OK, first things first. It was an absolute disgrace to see the shards of glass from bottle thrown onto the pitch littering Joe Hart’s penalty area as he came out for the second half of Celtic’s win over Rangers at Ibrox.

Mercifully, Hart noticed the sharp pieces of brown glass protruding through the grass and alerted ground staff, with the restart of the match delayed – much to the annoyance of the Rangers team and their manager Giovanni van Bronckhorst – as they made the surface safe for both sets of players.

Equally as disgraceful was the incident where a member of the Celtic backroom staff was struck by a bottle as he walked towards the tunnel at the end of the first half, with the poor guy sustaining a head injury that required stitches.

These incidents alone didn’t quite seem to qualify the match to be ranked alongside the ‘Old Firm shame games’ of the past, but they would have been a source of great concern and embarrassment to Rangers nonetheless. Even though, in practice, there was very little that could have been done to prevent it.

If you have a crowd of 50,000-odd punters, the majority of which are turning up between half an hour and a few minutes before kick-off, you aren't going to be able to readily detect someone who has stuck a half bottle of Buckfast down their drawers.

Nevertheless, it is incumbent upon the club and the police to track down the individuals responsible and punish them accordingly, with lifetime bans the only sanction acceptable from the club’s point of view. But the actions of these few louts shouldn’t then be used as a stick to beat and punish the wider supporter base of the club, or indeed, fans of Scottish football in general.

As a picture emerged of a line of Bucky and other assorted bottles lined up on the wall of one of the Ibrox stands after the game on Sunday, I could almost hear the distant sound of pearls being clutched from way up in the press gantry.

There was a sense of inevitability that these incidents, and this image, would be held up by those who sneer at the ordinary football fan as proof positive that your average supporter can’t be trusted to have a pint in a plastic tumbler while watching their team.

Should the ban on the sale of alcohol be lifted, they assure us, marauding hoards of the underclass would wreak havoc upon our terraces. Do me a favour. This was hardly a return to the scenes of the ‘70s.
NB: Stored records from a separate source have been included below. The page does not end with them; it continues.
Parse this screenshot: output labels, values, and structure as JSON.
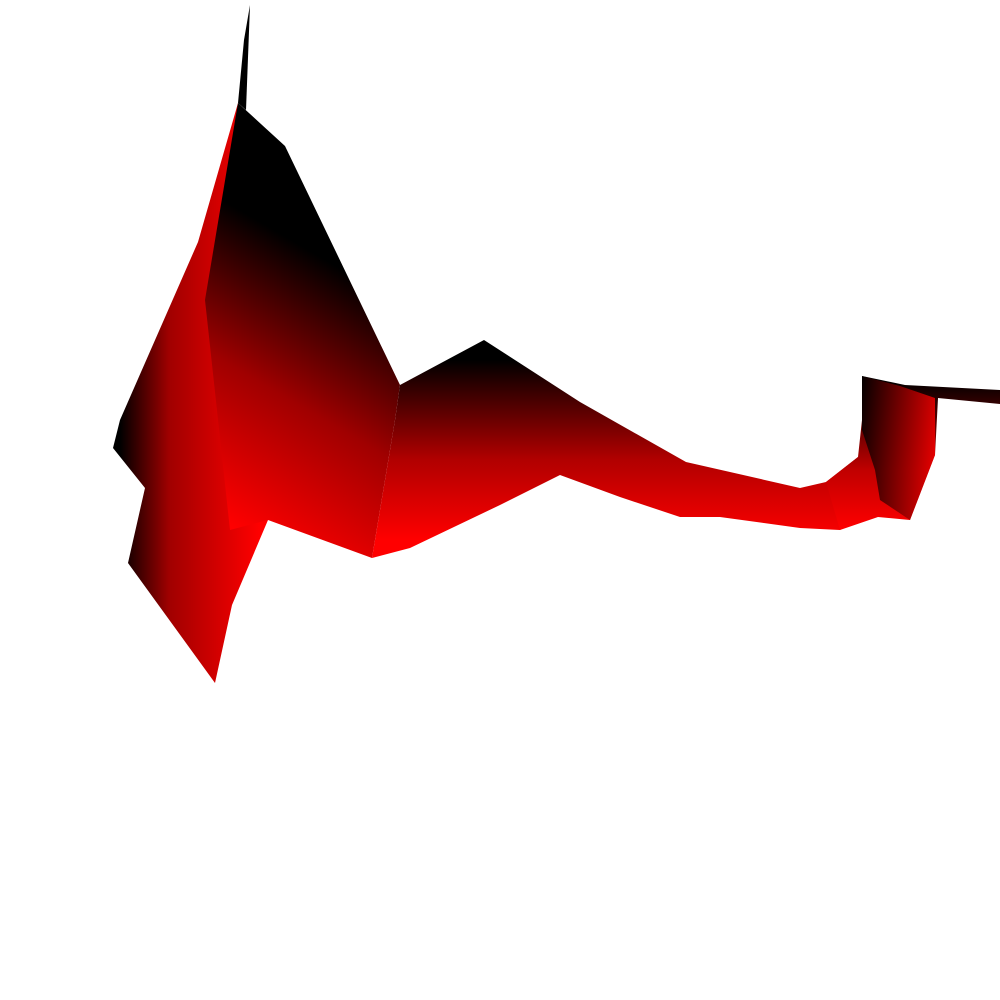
{
  "scene": {
    "background": "#ffffff",
    "subject": "red-ribbon-surface",
    "colors": {
      "highlight": "#ff0000",
      "mid": "#b00000",
      "shadow": "#000000"
    }
  }
}
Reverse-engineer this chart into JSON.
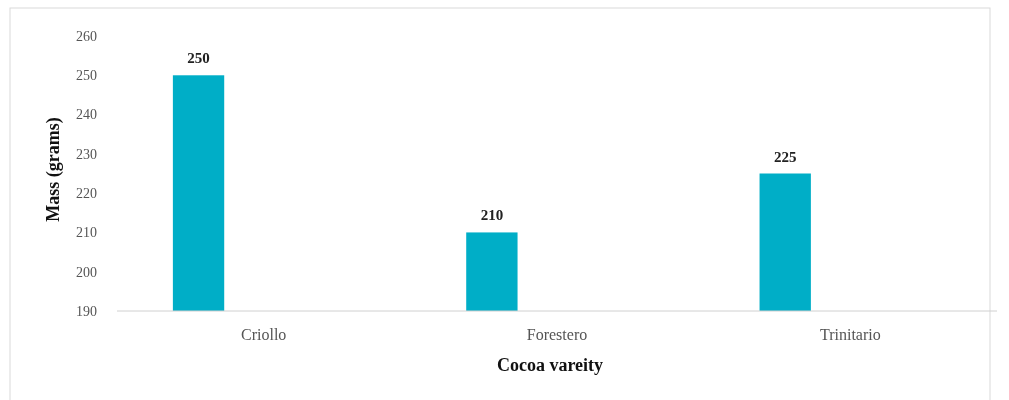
{
  "chart_data": {
    "type": "bar",
    "xlabel": "Cocoa vareity",
    "ylabel": "Mass (grams)",
    "categories": [
      "Criollo",
      "Forestero",
      "Trinitario"
    ],
    "values": [
      250,
      210,
      225
    ],
    "color": "#00aec7",
    "ylim": [
      190,
      260
    ],
    "yticks": [
      190,
      200,
      210,
      220,
      230,
      240,
      250,
      260
    ],
    "data_labels": true
  }
}
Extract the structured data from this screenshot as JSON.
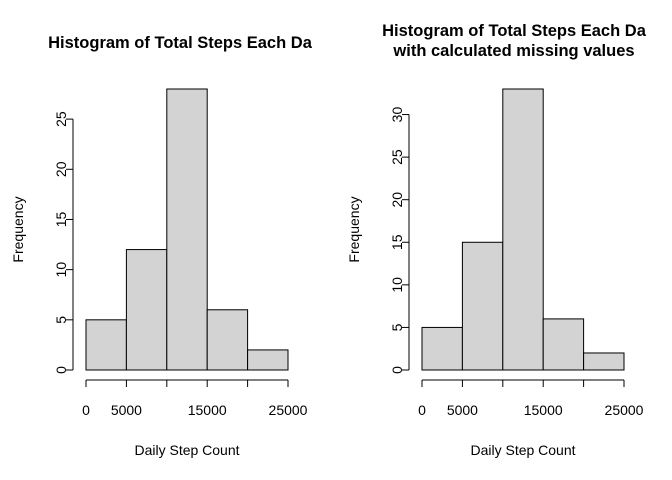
{
  "chart_data": [
    {
      "type": "bar",
      "title_lines": [
        "Histogram of Total Steps Each Da"
      ],
      "xlabel": "Daily Step Count",
      "ylabel": "Frequency",
      "bins": [
        [
          0,
          5000
        ],
        [
          5000,
          10000
        ],
        [
          10000,
          15000
        ],
        [
          15000,
          20000
        ],
        [
          20000,
          25000
        ]
      ],
      "values": [
        5,
        12,
        28,
        6,
        2
      ],
      "xticks": [
        0,
        5000,
        15000,
        25000
      ],
      "yticks": [
        0,
        5,
        10,
        15,
        20,
        25
      ],
      "xlim": [
        0,
        25000
      ],
      "ylim": [
        0,
        28
      ]
    },
    {
      "type": "bar",
      "title_lines": [
        "Histogram of Total Steps Each Da",
        "with calculated missing values"
      ],
      "xlabel": "Daily Step Count",
      "ylabel": "Frequency",
      "bins": [
        [
          0,
          5000
        ],
        [
          5000,
          10000
        ],
        [
          10000,
          15000
        ],
        [
          15000,
          20000
        ],
        [
          20000,
          25000
        ]
      ],
      "values": [
        5,
        15,
        33,
        6,
        2
      ],
      "xticks": [
        0,
        5000,
        15000,
        25000
      ],
      "yticks": [
        0,
        5,
        10,
        15,
        20,
        25,
        30
      ],
      "xlim": [
        0,
        25000
      ],
      "ylim": [
        0,
        33
      ]
    }
  ]
}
As with a lot of ills that are pinned upon football, Scotland’s issues with the demon drink are at their source, societal. Look at any other major event with large crowds – festivals, concerts – and you will find arrests and disorder on a similar or grander scale to what went down at Ibrox on Sunday.

Does that mean that drink should be banned at all such events in Scotland? Nobody would argue that.

I’m being slightly facetious here, as one type of large-scale event can’t readily be compared to another. The police, for instance, might feel more emboldened to wade into a group of teenagers to confiscate their bevvy at Glasgow Green than wade into thousands of football supporters at Ibrox.

The net effect though is that football fans end up feeling like second-class citizens, and victimised because it is a different ‘type’ that attends these events than attends the fitba. See also; rugby. However justified that feeling is, it is only football where you have to effectively break the law if you want to have a drink during the main event.

Surely, if anything, we should be looking to avoid a scenario in which punters feel compelled to get as s**t-faced as they can by downing bevvy prior to the match, and then also sneak glass bottles of drink into the stadium?

This is not to excuse those who do such things, but the 99 percent of fans who attended the match on Sunday and behaved themselves should hardly be punished for the actions of the delinquent few. And it is beyond me why a bottle thrown on the pitch during an Old Firm game should in any way be held up as evidence that punters at say, Motherwell vs St Mirren, couldn’t enjoy a beer or two along with the game. Actually, perhaps it should be mandatory.

There will be plenty of people out there who will wonder why the issue of allowing alcohol back inside stadiums is even a live one at all. Surely, you might ask if you are of such a standpoint, people can go a couple of hours without a drink?

Of course they can. But we are also forever being told that a major problem for Scottish clubs in getting people through the door is that football is now competing with a host of other leisure activities for people’s disposable income.

The experience can be improved in many ways, and one of those would be to allow fans to have a civil pint or two – if such a thing is possible from a plastic cup - while enjoying the match. There is an argument that this would then surely discourage the rather less dignified illicit swigging of Mad Dog from under jackets.

A mature discussion and debate on the issue with all relevant stakeholders – the clubs, the authorities and crucially, supporters – would be welcome, rather than the knee-jerk blanket blame that gets thrown around whenever the odd regrettable incident occurs.

People like to drink at the football. Just as they like to drink at the rugby or at a concert.

The question all of those groups mentioned should be asking is how we facilitate it in the safest way possible, while harnessing the potential financial benefit to our clubs.

Or, we can just keep doing the same thing we’ve been doing for 42 years, push alcohol to the fringes, pretend it doesn’t exist, and then react with faux horror when the consequences come back to bite us.